Тело его окрепло, и больше Милош не мог оставаться по ночам в хате Воронов. Когда не было сил даже подняться на ноги и он едва мог усидеть на лавке, то проклятие не так мучило. Но стоило почувствовать себя немного лучше, и в груди натянулись путы, потянули обратно в Совин.
Вороны хотели отправить его домой на повозке, провезти через городские ворота в мешке или в клетке, вряд ли бы сокол привлёк много внимания, но Стжежимир был против. В его дом часто приходили влиятельные люди, порой даже из Ордена Холодной Горы. Целитель опасался, что они могли заметить оборотня. Милош больше не управлял своим обращением, порой он терялся в беспамятстве и вёл себя неразумно, как дикая птица.
Но что ещё хуже, чародейский дар стал слишком велик для него. Милош впитал всю силу фарадальского чуда, и она оказалась ему неподвластна. Она бурлила под рёбрами, рвалась наружу. Она оказалась такой яркой, неукротимой, что порой брала верх над своим хозяином. Если он сердился, то огонь в печи разгорался сам собой и несколько раз из-за этого сгорал ужин. Духи в округе тянулись к нему, как ночные мотыльки к костру. Милош перестал быть хозяином над собственным телом, и однажды напугал Весю, когда глаза его засветились в вечернем сумраке.
Он не мог вернуться в столицу, проще было сразу пойти к Охотникам и во всём признаться.
Противиться проклятию Дары Милош тоже не мог, поэтому каждый вечер, обратившись человеком, он выходил на дорогу и шёл в направлении Совина. Только тогда боль в его груди чуть затихала, и он начинал мыслить здраво. Стоило остановиться, задержаться хоть на лучину, и тело сводила судорога.

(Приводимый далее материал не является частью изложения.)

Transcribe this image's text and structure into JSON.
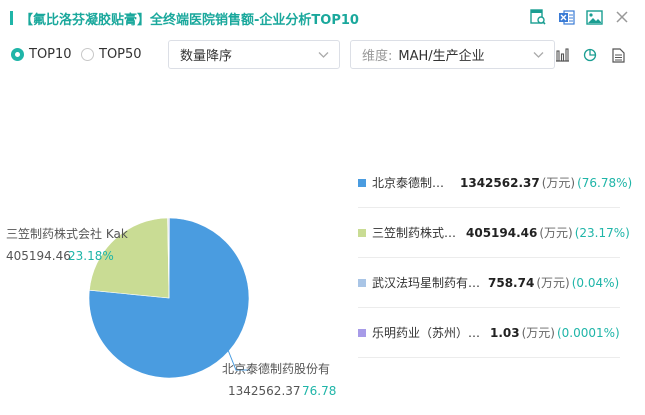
{
  "header": {
    "title": "【氟比洛芬凝胶贴膏】全终端医院销售额-企业分析TOP10",
    "icons": [
      "table-search-icon",
      "excel-export-icon",
      "image-export-icon",
      "close-icon"
    ]
  },
  "controls": {
    "radio_options": [
      {
        "label": "TOP10",
        "checked": true
      },
      {
        "label": "TOP50",
        "checked": false
      }
    ],
    "sort_select": {
      "value": "数量降序"
    },
    "dimension_select": {
      "prefix": "维度:",
      "value": "MAH/生产企业"
    },
    "chart_type_icons": [
      "bar-chart-icon",
      "pie-chart-icon",
      "document-icon"
    ]
  },
  "colors": {
    "accent": "#1fb5a8",
    "series": [
      "#4a9ce0",
      "#c9dc94",
      "#a9c5e6",
      "#a79be8"
    ]
  },
  "chart_data": {
    "type": "pie",
    "unit": "(万元)",
    "series": [
      {
        "name": "北京泰德制…",
        "full_label": "北京泰德制药股份有",
        "value": 1342562.37,
        "value_text": "1342562.37",
        "percent": 76.78,
        "percent_text": "(76.78%)",
        "label_pct": "76.78"
      },
      {
        "name": "三笠制药株式…",
        "full_label": "三笠制药株式会社 Kak…",
        "value": 405194.46,
        "value_text": "405194.46",
        "percent": 23.17,
        "percent_text": "(23.17%)",
        "label_pct": "23.18%"
      },
      {
        "name": "武汉法玛星制药有…",
        "value": 758.74,
        "value_text": "758.74",
        "percent": 0.04,
        "percent_text": "(0.04%)"
      },
      {
        "name": "乐明药业（苏州）…",
        "value": 1.03,
        "value_text": "1.03",
        "percent": 0.0001,
        "percent_text": "(0.0001%)"
      }
    ],
    "slice_labels": [
      {
        "line1": "三笠制药株式会社 Kak",
        "value": "405194.46",
        "pct": "23.18%"
      },
      {
        "line1": "北京泰德制药股份有",
        "value": "1342562.37",
        "pct": "76.78"
      }
    ]
  }
}
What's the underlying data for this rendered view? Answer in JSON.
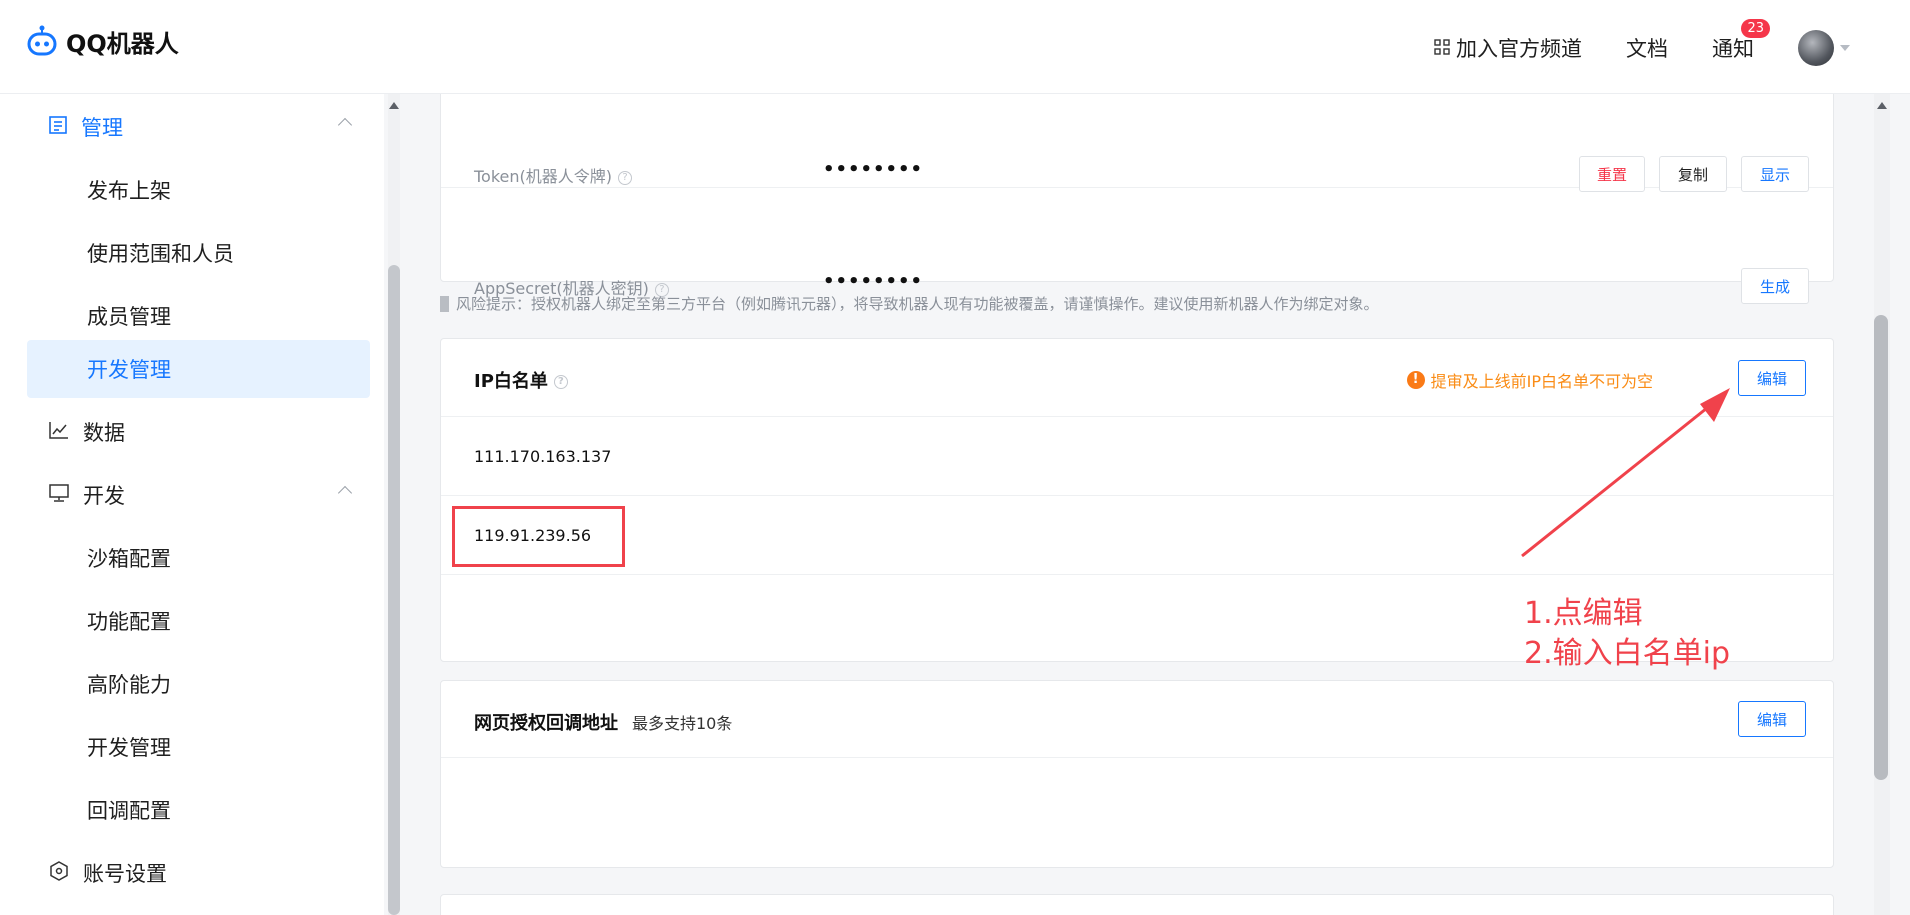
{
  "header": {
    "app_name": "QQ机器人",
    "join_channel": "加入官方频道",
    "docs": "文档",
    "notice": "通知",
    "notice_count": "23"
  },
  "sidebar": {
    "manage": "管理",
    "publish": "发布上架",
    "scope": "使用范围和人员",
    "members": "成员管理",
    "dev_manage": "开发管理",
    "data": "数据",
    "develop": "开发",
    "sandbox": "沙箱配置",
    "features": "功能配置",
    "advanced": "高阶能力",
    "dev_manage2": "开发管理",
    "callback": "回调配置",
    "account": "账号设置"
  },
  "credentials": {
    "token_label": "Token(机器人令牌)",
    "token_value": "••••••••",
    "reset": "重置",
    "copy": "复制",
    "show": "显示",
    "secret_label": "AppSecret(机器人密钥)",
    "secret_value": "••••••••",
    "generate": "生成"
  },
  "risk_tip": "风险提示：授权机器人绑定至第三方平台（例如腾讯元器），将导致机器人现有功能被覆盖，请谨慎操作。建议使用新机器人作为绑定对象。",
  "ip_whitelist": {
    "title": "IP白名单",
    "warning": "提审及上线前IP白名单不可为空",
    "edit": "编辑",
    "ips": [
      "111.170.163.137",
      "119.91.239.56"
    ]
  },
  "callback_card": {
    "title": "网页授权回调地址",
    "subtitle": "最多支持10条",
    "edit": "编辑"
  },
  "annotation": {
    "line1": "1.点编辑",
    "line2": "2.输入白名单ip"
  },
  "colors": {
    "accent": "#1677ff",
    "danger": "#f5364a",
    "warning": "#fa8c16",
    "annotation": "#f0424b"
  }
}
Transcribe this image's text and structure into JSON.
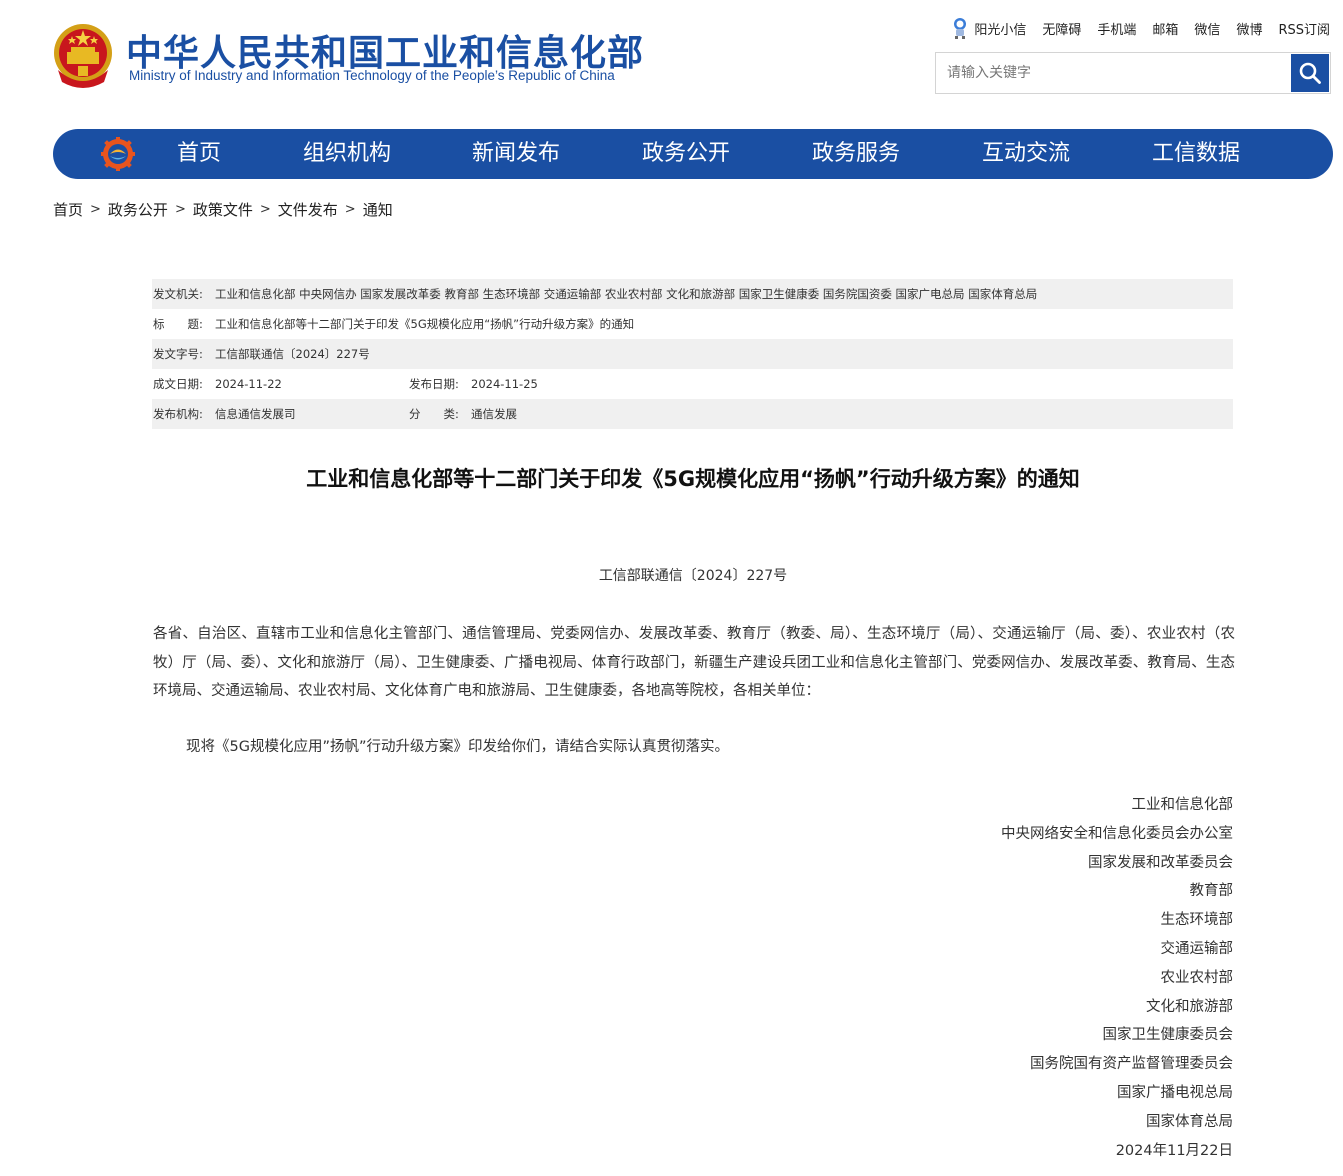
{
  "header": {
    "title": "中华人民共和国工业和信息化部",
    "subtitle": "Ministry of Industry and Information Technology of the People’s Republic of China",
    "top_links": [
      "阳光小信",
      "无障碍",
      "手机端",
      "邮箱",
      "微信",
      "微博",
      "RSS订阅"
    ],
    "search_placeholder": "请输入关键字"
  },
  "nav": {
    "items": [
      "首页",
      "组织机构",
      "新闻发布",
      "政务公开",
      "政务服务",
      "互动交流",
      "工信数据"
    ]
  },
  "breadcrumb": [
    "首页",
    "政务公开",
    "政策文件",
    "文件发布",
    "通知"
  ],
  "meta": {
    "issuer_label": "发文机关:",
    "issuer": "工业和信息化部 中央网信办 国家发展改革委 教育部 生态环境部 交通运输部 农业农村部 文化和旅游部 国家卫生健康委 国务院国资委 国家广电总局 国家体育总局",
    "title_label": "标　　题:",
    "title": "工业和信息化部等十二部门关于印发《5G规模化应用“扬帆”行动升级方案》的通知",
    "docno_label": "发文字号:",
    "docno": "工信部联通信〔2024〕227号",
    "date_label": "成文日期:",
    "date": "2024-11-22",
    "pubdate_label": "发布日期:",
    "pubdate": "2024-11-25",
    "org_label": "发布机构:",
    "org": "信息通信发展司",
    "category_label": "分　　类:",
    "category": "通信发展"
  },
  "article": {
    "title": "工业和信息化部等十二部门关于印发《5G规模化应用“扬帆”行动升级方案》的通知",
    "doc_number": "工信部联通信〔2024〕227号",
    "addressees": "各省、自治区、直辖市工业和信息化主管部门、通信管理局、党委网信办、发展改革委、教育厅（教委、局）、生态环境厅（局）、交通运输厅（局、委）、农业农村（农牧）厅（局、委）、文化和旅游厅（局）、卫生健康委、广播电视局、体育行政部门，新疆生产建设兵团工业和信息化主管部门、党委网信办、发展改革委、教育局、生态环境局、交通运输局、农业农村局、文化体育广电和旅游局、卫生健康委，各地高等院校，各相关单位：",
    "body": "现将《5G规模化应用”扬帆”行动升级方案》印发给你们，请结合实际认真贯彻落实。",
    "signers": [
      "工业和信息化部",
      "中央网络安全和信息化委员会办公室",
      "国家发展和改革委员会",
      "教育部",
      "生态环境部",
      "交通运输部",
      "农业农村部",
      "文化和旅游部",
      "国家卫生健康委员会",
      "国务院国有资产监督管理委员会",
      "国家广播电视总局",
      "国家体育总局"
    ],
    "date": "2024年11月22日"
  },
  "colors": {
    "brand_blue": "#1a4fa3",
    "meta_shade": "#f0f0f0"
  }
}
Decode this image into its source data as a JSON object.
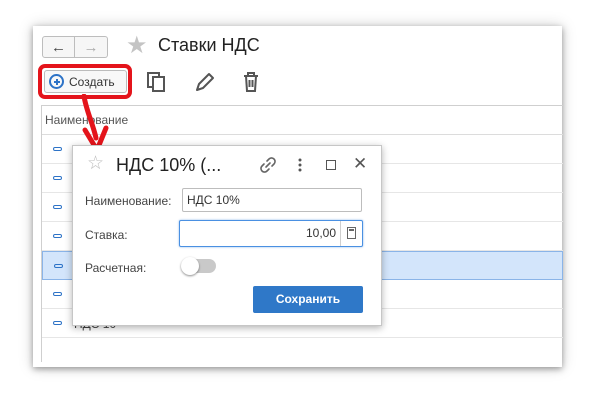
{
  "window": {
    "title": "Ставки НДС",
    "nav": {
      "back_icon": "arrow-left-icon",
      "forward_icon": "arrow-right-icon"
    }
  },
  "toolbar": {
    "create_label": "Создать",
    "highlight_color": "#e4141b",
    "icons": [
      "plus-circle-icon",
      "copy-icon",
      "pencil-icon",
      "trash-icon"
    ]
  },
  "table": {
    "column_header": "Наименование",
    "rows": [
      {
        "label": ""
      },
      {
        "label": ""
      },
      {
        "label": ""
      },
      {
        "label": ""
      },
      {
        "label": "",
        "selected": true
      },
      {
        "label": ""
      },
      {
        "label": "НДС 10"
      }
    ]
  },
  "dialog": {
    "title": "НДС 10% (...",
    "fields": {
      "name_label": "Наименование:",
      "name_value": "НДС 10%",
      "rate_label": "Ставка:",
      "rate_value": "10,00",
      "calculated_label": "Расчетная:",
      "calculated_on": false
    },
    "save_label": "Сохранить",
    "accent_color": "#2f78c8"
  }
}
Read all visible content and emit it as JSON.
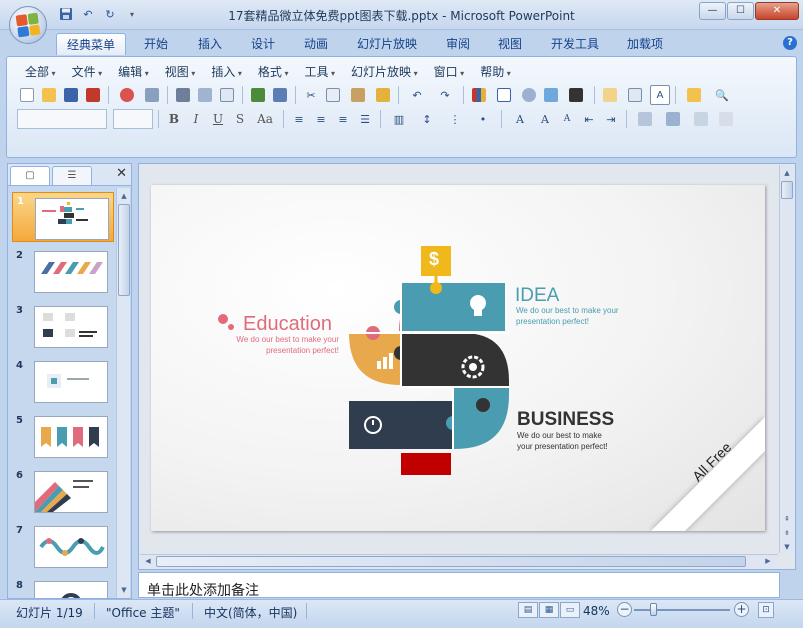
{
  "window": {
    "title": "17套精品微立体免费ppt图表下载.pptx - Microsoft PowerPoint",
    "minimize": "—",
    "maximize": "☐",
    "close": "✕"
  },
  "ribbon_tabs": [
    "经典菜单",
    "开始",
    "插入",
    "设计",
    "动画",
    "幻灯片放映",
    "审阅",
    "视图",
    "开发工具",
    "加载项"
  ],
  "classic_menu": [
    "全部",
    "文件",
    "编辑",
    "视图",
    "插入",
    "格式",
    "工具",
    "幻灯片放映",
    "窗口",
    "帮助"
  ],
  "format_buttons": [
    "B",
    "I",
    "U",
    "S",
    "Aa"
  ],
  "panel": {
    "close": "✕",
    "slide_numbers": [
      "1",
      "2",
      "3",
      "4",
      "5",
      "6",
      "7",
      "8"
    ]
  },
  "slide": {
    "education_title": "Education",
    "education_desc_1": "We do our best to make your",
    "education_desc_2": "presentation perfect!",
    "idea_title": "IDEA",
    "idea_desc_1": "We do our best to make your",
    "idea_desc_2": "presentation perfect!",
    "business_title": "BUSINESS",
    "business_desc_1": "We do our best to make",
    "business_desc_2": "your presentation perfect!",
    "ribbon_text": "All Free",
    "dollar_symbol": "$"
  },
  "notes": {
    "placeholder": "单击此处添加备注"
  },
  "status_bar": {
    "slide_counter": "幻灯片 1/19",
    "theme": "\"Office 主题\"",
    "language": "中文(简体，中国)",
    "zoom": "48%",
    "zoom_level": 0.48
  },
  "colors": {
    "education_pink": "#e06b7c",
    "idea_teal": "#4a9db0",
    "puzzle_dark": "#333333",
    "puzzle_navy": "#2f3d4f",
    "puzzle_orange": "#e8a84c",
    "dollar_yellow": "#f0b81b",
    "accent_red": "#c00000"
  }
}
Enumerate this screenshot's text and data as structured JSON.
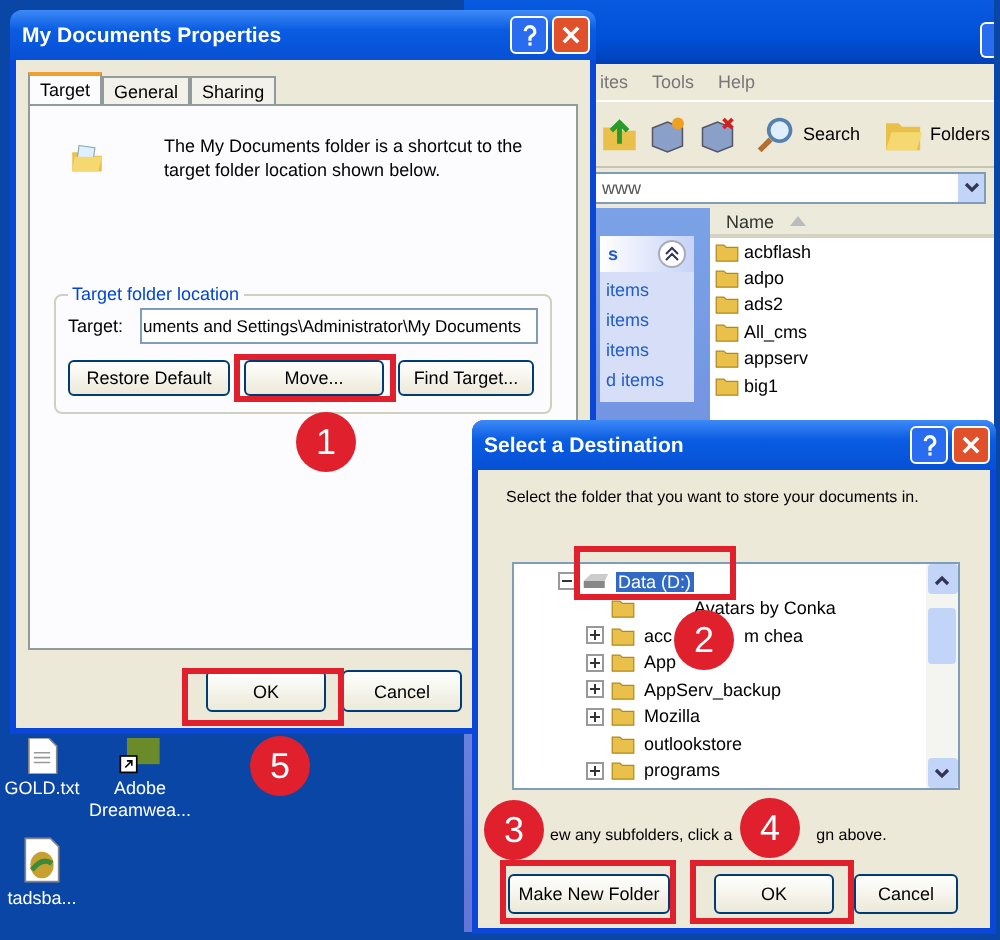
{
  "explorer": {
    "menu": [
      "ites",
      "Tools",
      "Help"
    ],
    "toolbar": [
      {
        "kind": "up"
      },
      {
        "kind": "new"
      },
      {
        "kind": "delete"
      },
      {
        "kind": "search",
        "label": "Search"
      },
      {
        "kind": "folders",
        "label": "Folders"
      }
    ],
    "address": "www",
    "task_pane": {
      "header": "s",
      "links": [
        "items",
        "items",
        "items",
        "d items"
      ]
    },
    "list": {
      "column": "Name",
      "rows": [
        "acbflash",
        "adpo",
        "ads2",
        "All_cms",
        "appserv",
        "big1"
      ]
    }
  },
  "properties": {
    "title": "My Documents Properties",
    "tabs": [
      {
        "label": "Target",
        "selected": true
      },
      {
        "label": "General",
        "selected": false
      },
      {
        "label": "Sharing",
        "selected": false
      }
    ],
    "description": "The My Documents folder is a shortcut to the target folder location shown below.",
    "group": {
      "title": "Target folder location",
      "field_label": "Target:",
      "value": "uments and Settings\\Administrator\\My Documents",
      "buttons": [
        "Restore Default",
        "Move...",
        "Find Target..."
      ]
    },
    "buttons": [
      "OK",
      "Cancel"
    ]
  },
  "destination": {
    "title": "Select a Destination",
    "instruction": "Select the folder that you want to store your documents in.",
    "tree": {
      "label": "Data (D:)",
      "selected": true,
      "expanded": true,
      "children": [
        {
          "parts": [
            "Avatars by Conka"
          ],
          "expandable": false
        },
        {
          "parts": [
            "acc",
            "m chea"
          ],
          "expandable": true
        },
        {
          "parts": [
            "App"
          ],
          "expandable": true
        },
        {
          "parts": [
            "AppServ_backup"
          ],
          "expandable": true
        },
        {
          "parts": [
            "Mozilla"
          ],
          "expandable": true
        },
        {
          "parts": [
            "outlookstore"
          ],
          "expandable": false
        },
        {
          "parts": [
            "programs"
          ],
          "expandable": true
        }
      ]
    },
    "hint_parts": [
      "ew any subfolders, click a",
      "gn above."
    ],
    "buttons": [
      "Make New Folder",
      "OK",
      "Cancel"
    ]
  },
  "desktop_icons": [
    {
      "kind": "text",
      "label": "GOLD.txt"
    },
    {
      "kind": "app",
      "label": "Adobe Dreamwea..."
    },
    {
      "kind": "image",
      "label": "tadsba..."
    }
  ],
  "annotations": [
    {
      "number": "1"
    },
    {
      "number": "2"
    },
    {
      "number": "3"
    },
    {
      "number": "4"
    },
    {
      "number": "5"
    }
  ]
}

Ежи каждую ночь ходил с ним. Милош рассуждал, как можно было снять заклятие, перечислял разные способы. Друг не отвечал, так как ничего в этом деле не понимал, но Милошу этого и не требовалось. Ему было важно говорить вслух, слышать свой человеческий голос, вспоминать всё, чему его научил Стжежимир. Это помогало сохранить здравый рассудок.
Летом ночи были тёплые, ласковые. Пели птицы в рощах, дорога под ногами ложилась легко, и порой получалось даже насладиться прогулкой и забыть, что шёл Милош не по своей воле.
Иногда с ними отправлялась Веся. Милош полюбил держать её за руку, это тоже помогало помнить, что он человек. В такие ночи, когда к ним присоединялась девушка, разговор становился беззаботным, а время пролетало незаметно.
С Ежи лучше получалось молчать. Он, кажется, боялся расстроить Милоша и мало говорил, а если начинал, то порой трудно было придумать, что ему ответить.
– А что, если убить Дару? – предложил он в ту ночь.
Хорошо, что Веси с ними не было.
– Что? – Милош опешил. Пусть от одного звучания её имени в глазах чернело, но от слов Ежи стало не по себе.
– В сказках колдовство спадает, если убить ведьму, которая его наложила.
– Мы не в сказке, Ежи. В жизни может только хуже стать. Есть такие чародейские плетения, которые может распутать только тот, кто их сотворил.
Но на лице у Милоша сама собой расплылась злая усмешка.